Statt Idealisierung wurden auch in der hellenistischen Zeit Einzelporträts populär. Ein Porträt des Demosthenes von Polyeuktos (280 v. Chr.) ist keine Idealisierung des athenischen Staatsmannes und Redners. Stattdessen nimmt die Statue die charakteristischen Merkmale des Demosthenes zur Kenntnis, einschließlich seines Überbisses, der gefurchten Stirn, der gebeugten Schultern und der alten, lockeren Haut. Sogar Porträtbüsten, die oft von Polyeuktos ‚berühmter Statue kopiert wurden, zeigen die Müdigkeit und den Kummer eines Mannes, der an der Eroberung Philipps II.

Polyeuktos. Demosthenes

Porträtbüste, römische Kopie nach griechischem Bronzeoriginal. um 280 v. Chr.

Römische Schirmherrschaft

Die griechische Halbinsel fiel 146 v. Chr. Griechenland war eine Schlüsselprovinz des Römischen Reiches, und das Interesse der Römer an der griechischen Kultur trug dazu bei, die griechische Kunst im ganzen Reich zu verbreiten, insbesondere in Italien, während der hellenistischen Zeit und in der Kaiserzeit der römischen Hegemonie. Griechische Bildhauer waren in den übrigen Gebieten des Alexanderreichs und dann im gesamten Römischen Reich sehr gefragt. Berühmte griechische Statuen wurden für wohlhabende römische Patrizier kopiert und repliziert, und griechische Künstler wurden für großformatige Skulpturen im hellenistischen Stil beauftragt. Ursprünglich in Bronze gegossen, Viele griechische Skulpturen, die wir heute haben, überleben nur als römische Marmorkopien.
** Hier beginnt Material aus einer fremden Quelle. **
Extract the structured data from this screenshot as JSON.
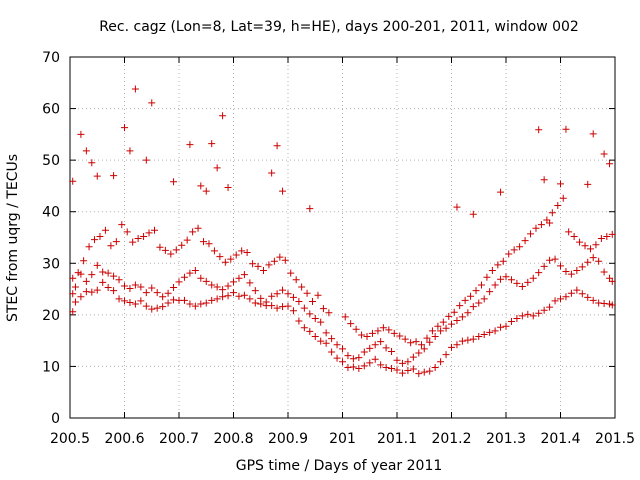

Einige der berühmtesten kolossalen Marmorgruppen wurden im hellenistischen Stil für wohlhabende römische Gönner und für den kaiserlichen Hof geformt. Trotz ihres römischen Publikums wurden diese absichtlich im griechischen Stil geschaffen und zeigten weiterhin das Drama, die Spannung und das Pathos der hellenistischen Kunst.

Laokoön und seine Söhne

Laokoön war ein trojanischer Priester von Poseidon, der die Trojaner warnte: „Hüte dich vor Griechen, die Geschenke tragen“, als die Griechen ein großes Holzpferd vor den Toren Trojas zurückließen. Athene oder Poseidon (je nach Version der Geschichte), verärgert über seine vergebliche Warnung an sein Volk, sandten zwei Seeschlangen, um den Priester und seine beiden Söhne zu foltern und zu töten. Laokoön und seine Söhne, eine hellenistische Marmorskulpturengruppe (vom römischen Historiker Plinius dem Älteren den Bildhauern Agesander, Athenodoros und Polydorus von der Insel Rhodos zugeschrieben), wurde im frühen ersten Jahrhundert n. Chr.

Agesander, Athenodoros und Polydorus von Rhodos. Laocoön und seine Söhne.

Marmor. Frühes erstes Jahrhundert v. Chr.

Ähnlich wie andere Beispiele hellenistischer Skulpturen zeigen Laocoön und seine Söhne eine chiastische Szene voller Drama, Spannung und Pathos. Die Figuren winden sich, als sie in den Windungen der Schlangen gefangen sind. Die Gesichter der drei Männer sind voller Qualen und Mühen, die sich in der Spannung und Belastung ihrer Muskeln widerspiegeln. Laocoön streckt sich in einer langen Diagonale von seinem rechten Arm nach links, als er versucht, sich zu befreien. Seine Söhne sind auch von den Schlangen verstrickt, und ihre Gesichter reagieren auf ihr Schicksal mit Verwirrung und Verzweiflung. Das Schnitzen und Detail, die Aufmerksamkeit für die Muskulatur des Körpers und das tiefe Bohren, das in Laocoöns Haaren und Bart zu sehen ist, sind charakteristische Elemente des hellenistischen Stils.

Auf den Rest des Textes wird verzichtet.